As informações são organizadas e recebem tratamento estatístico, propiciando a criação de painéis que identificam o preço mínimo, o preço de mercado, a faixa de advertência de preços e os preços de alerta com a potencial identificação de sobrepreço para cada um dos itens relacionados.
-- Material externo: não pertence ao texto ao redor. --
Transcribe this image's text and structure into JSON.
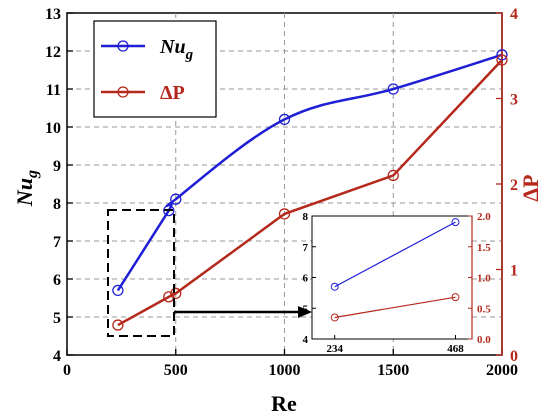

“A ampla base de dados que orienta a composição dos preços nos itens pesquisados oportuniza a celebração de contratos mais seguros e econômicos aos municípios, reduzindo potencial assimetria de informações àqueles que não possuem amplo acesso a dados ou registros de preços praticados em outras contratações”, afirma Marcus Vinicius Machado, coordenador da Comissão de Acompanhamento dos Gastos da Covid-19

No entanto, ele alerta que essa tabela oferecida pelo TCE-PR não exime os jurisdicionados de formular a sua própria pesquisa de preços. Os referenciais para isso são balizados pelo Acórdão nº 4624/2017 – Pleno do Tribunal, além dos cuidados já pacificados na jurisprudência do Tribunal de Contas da União, reproduzidos abaixo. Segue,também, tabela de preços com arquivo para download.

Coronvavirus (Covid-19) Tabela de Preços de Insumos – ARQUIVO PARA DOWNLOAD

ORIENTAÇÕES PARA AS PESQUISAS DE PREÇOS

Identificação da fonte de informação e do agente responsável pela elaboração da pesquisa (Acórdão 2.451/2013 – Plenário do TCU).
Identificação do servidor responsável pela cotação (Acórdão 909/2007 – 1ª Câmara do TCU).
Empresas pesquisadas devem ser integrantes do ramo pertinente (Acórdão 1.782/2010 – Plenário do TCU).
Certificação de que empresas pesquisadas não sejam vinculadas entre si (Acórdão 4.561/2010 – 1ª Câmara do TCU).
Caracterização completa das fontes consultadas (Acórdão 3.889/2009 – 1ª Câmara do TCU).
Indicação fundamentada e detalhada das referências utilizadas (Acórdão 1.330/2008 – Plenário do TCU).
Registro da data e do local de expedição da pesquisa (Acórdão 3.889/2009 – 1ª Câmara do TCU).
Inclusão das informações retroativas no processo da pesquisa, em especial, as memórias de cálculo e as fontes de consulta pesquisadas (Acórdão 1.091/2007 – Plenário do TCU).